I think many are trying to move away from US providers actually. FISA section 702 and the current administrations liberties taken towards international law are not helping. The trust problem is real.
Not sure I’d trust China with anything onshore. But offshore, it does seem they play by the rules, because it pragmatically serves the stability of the people. China has not started wars in the past 50 years or so. By that logic one may assume they’d not abuse the arguably broad powers over Chinese firms abroad to risk one now.
In a world where rules are increasingly less important how states use power matters more to me than how they claim to be monitored.
Besides the language barrier it’s actually also just simpler to do business with the Chinese. There are issues like censorship but they are known & can be routed around. It’s best to just ignore the US and move your business elsewhere.
so govt forcing a private coroporation being a big deal that a its on the worldwide news is more scary to you than an implicit mandate that china forces on its companies?

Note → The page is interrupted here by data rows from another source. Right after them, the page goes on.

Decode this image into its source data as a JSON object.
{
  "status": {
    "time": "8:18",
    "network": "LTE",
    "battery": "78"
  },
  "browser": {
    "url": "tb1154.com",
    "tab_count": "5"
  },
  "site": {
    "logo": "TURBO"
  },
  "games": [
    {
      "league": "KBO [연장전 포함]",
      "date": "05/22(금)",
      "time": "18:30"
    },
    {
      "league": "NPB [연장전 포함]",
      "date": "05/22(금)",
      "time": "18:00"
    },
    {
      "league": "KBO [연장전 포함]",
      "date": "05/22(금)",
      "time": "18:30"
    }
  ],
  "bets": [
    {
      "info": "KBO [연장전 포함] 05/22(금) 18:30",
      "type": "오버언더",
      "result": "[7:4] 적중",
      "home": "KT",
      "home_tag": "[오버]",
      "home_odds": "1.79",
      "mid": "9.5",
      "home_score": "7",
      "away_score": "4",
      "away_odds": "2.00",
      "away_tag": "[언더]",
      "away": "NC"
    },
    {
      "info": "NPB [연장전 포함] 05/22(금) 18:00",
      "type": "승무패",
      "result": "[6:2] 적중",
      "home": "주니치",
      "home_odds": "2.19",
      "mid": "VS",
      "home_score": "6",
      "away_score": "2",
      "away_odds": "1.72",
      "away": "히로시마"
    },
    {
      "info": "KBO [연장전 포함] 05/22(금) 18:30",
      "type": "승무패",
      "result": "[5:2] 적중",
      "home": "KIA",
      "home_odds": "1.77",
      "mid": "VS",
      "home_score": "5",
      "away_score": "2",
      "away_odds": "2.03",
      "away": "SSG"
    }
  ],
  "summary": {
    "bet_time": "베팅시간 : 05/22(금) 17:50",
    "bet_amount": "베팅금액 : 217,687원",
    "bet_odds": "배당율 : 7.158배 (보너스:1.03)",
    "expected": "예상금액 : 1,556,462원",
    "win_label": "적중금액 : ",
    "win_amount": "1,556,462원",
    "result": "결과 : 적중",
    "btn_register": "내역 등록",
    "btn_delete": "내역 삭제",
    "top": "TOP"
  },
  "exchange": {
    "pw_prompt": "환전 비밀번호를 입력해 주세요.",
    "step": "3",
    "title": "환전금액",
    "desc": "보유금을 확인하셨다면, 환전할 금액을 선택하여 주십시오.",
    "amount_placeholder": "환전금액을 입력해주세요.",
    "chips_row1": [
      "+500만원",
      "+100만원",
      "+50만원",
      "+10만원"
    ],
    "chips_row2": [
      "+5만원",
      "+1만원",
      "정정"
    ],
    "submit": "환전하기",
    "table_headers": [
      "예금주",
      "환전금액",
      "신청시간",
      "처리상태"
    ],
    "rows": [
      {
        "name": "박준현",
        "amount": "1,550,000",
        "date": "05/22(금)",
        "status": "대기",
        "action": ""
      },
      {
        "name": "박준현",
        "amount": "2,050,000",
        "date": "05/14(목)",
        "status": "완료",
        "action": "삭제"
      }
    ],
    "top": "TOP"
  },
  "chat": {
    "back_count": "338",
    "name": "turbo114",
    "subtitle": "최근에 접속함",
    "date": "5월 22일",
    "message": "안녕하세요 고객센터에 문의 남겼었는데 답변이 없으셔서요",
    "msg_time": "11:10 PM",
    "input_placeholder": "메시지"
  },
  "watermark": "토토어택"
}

The four biggest (obvious) backdoor countries in the world in no particular order the United States, Israel, Russia, China. Honorable mentions, North Korea, Ukraine…
I forbidden from working on the company code with DS, but if I have a private something that looks pretty much like one of the thousands repositories put there, it doesn't matter that much.
Yeah, but it's miles better than giving Anthropic and OpenAI your data. At least Deepseek is releasing open-weight models and a lot of open-source libraries.
If you're concerned about espionage then the only solution is host the models yourself, which again, only open-weight models like Deepseek enable you to do this.
Obviously, if you do deal with any sort of secrets, then using local LLMs over OpenAI, Anthropic, DeepSeek or whoever is obviously preferred, and in the case of personal data of users, probably a requirement.